The third of the five koshas is manomaya kosha—the mind sheath. Manomaya encompasses the processing of thoughts and emotions. It is the connection point between the lower and upper two sheaths. It involves the functions of the mind that relate to everyday living and our individual interpretation of life. The manomaya kosha can be either useful or detrimental, depending on how we train the mind. Fortunately, the practice of yoga is designed to bring out the higher functions of manomaya kosha.
The mind makes a constant commentary about our experiences as we go about our lives. It is this commentary that can be a major hindrance to the development of the mind. Essentially, our minds create constant judgments and assumptions based on our one-sided perception of our experiences. Fortunately, since our yoga practice allows us to experience these same aspects of our lives from the mat, we can work on the manomaya kosha during practice.
During your practice, your mind will come up with all sorts of thoughts about your practice—your ability, your strength, your balance. It will comment on the postures of other people. It will comment on the teacher or the teaching. You will make assumptions, you will judge, and at times you may be overcome with emotion. Getting caught up the mind’s constant commentary is a sure way to end up frustrated or unhappy. But it is all part of the process. This is how the mind works.
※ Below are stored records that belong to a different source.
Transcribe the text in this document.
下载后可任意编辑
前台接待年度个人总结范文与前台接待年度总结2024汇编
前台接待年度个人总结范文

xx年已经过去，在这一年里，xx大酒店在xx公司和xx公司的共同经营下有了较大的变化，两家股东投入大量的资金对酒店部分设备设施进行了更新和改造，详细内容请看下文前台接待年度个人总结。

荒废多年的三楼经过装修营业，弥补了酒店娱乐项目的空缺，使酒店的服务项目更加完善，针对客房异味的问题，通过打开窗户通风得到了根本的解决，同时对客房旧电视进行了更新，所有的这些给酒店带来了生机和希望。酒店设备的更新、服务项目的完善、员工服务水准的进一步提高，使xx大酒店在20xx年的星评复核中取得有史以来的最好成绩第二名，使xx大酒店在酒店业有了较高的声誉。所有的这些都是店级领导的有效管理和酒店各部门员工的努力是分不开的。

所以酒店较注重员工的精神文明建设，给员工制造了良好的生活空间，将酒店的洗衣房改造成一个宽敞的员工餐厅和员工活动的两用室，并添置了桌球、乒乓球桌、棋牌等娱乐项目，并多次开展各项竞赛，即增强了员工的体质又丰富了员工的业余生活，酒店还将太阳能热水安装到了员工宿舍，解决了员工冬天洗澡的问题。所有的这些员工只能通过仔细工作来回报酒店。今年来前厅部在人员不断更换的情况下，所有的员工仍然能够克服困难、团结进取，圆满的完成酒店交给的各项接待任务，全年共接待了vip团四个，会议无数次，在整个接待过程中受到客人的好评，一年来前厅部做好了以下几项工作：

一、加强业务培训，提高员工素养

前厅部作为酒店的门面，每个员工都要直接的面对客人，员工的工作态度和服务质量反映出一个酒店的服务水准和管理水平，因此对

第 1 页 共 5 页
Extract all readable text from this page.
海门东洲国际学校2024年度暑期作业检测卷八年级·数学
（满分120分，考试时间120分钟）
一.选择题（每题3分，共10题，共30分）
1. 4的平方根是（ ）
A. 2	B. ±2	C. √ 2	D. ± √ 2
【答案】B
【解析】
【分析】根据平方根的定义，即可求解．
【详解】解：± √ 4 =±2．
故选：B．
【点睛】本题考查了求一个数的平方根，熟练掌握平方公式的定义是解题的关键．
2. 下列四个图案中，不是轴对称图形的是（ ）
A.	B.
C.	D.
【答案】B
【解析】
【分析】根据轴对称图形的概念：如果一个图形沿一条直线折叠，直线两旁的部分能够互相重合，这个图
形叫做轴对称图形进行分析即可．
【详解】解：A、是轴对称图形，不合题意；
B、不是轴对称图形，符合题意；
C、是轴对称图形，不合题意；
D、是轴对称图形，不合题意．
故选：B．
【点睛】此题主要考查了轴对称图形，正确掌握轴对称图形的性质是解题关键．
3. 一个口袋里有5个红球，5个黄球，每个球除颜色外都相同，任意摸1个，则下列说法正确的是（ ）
And we can use our practice to develop the higher functions of manomaya so that we can move into the inner, more subtle sheaths without hindrance.
The concentration we place on the breath, postures, and gazing point during yoga all help to train the mind to stay present. Instead of being pulled into the stories we tell ourselves about our experiences, by keeping the attention on the breath, the asana, and the gaze, we become more able to simply notice the commentary as it arises, and to let it fall away as we remain steady. The next time you find yourself getting caught up in the stories you tell yourself, notice that you’ve done so, and bring your attention back to the breath. This constant return of focus to the breath takes work, but eventually is becomes an inherent practice that allows us to be more of a witness to our mind rather than held in the grips of our thoughts.
If you have ever used your breath—specifically, your focus on the breath—to help calm your mind from an overwhelming experience or difficult emotion (on or off the mat), you have felt the two aspects of manomaya kosha. The ability to rise out of thought patterns that do not serve us is perhaps the most valuable aspect of this practice we call yoga. The mind is a powerful force, and we have the ability to train the mind as a way to find ease in life. This is the potential of manomaya kosha.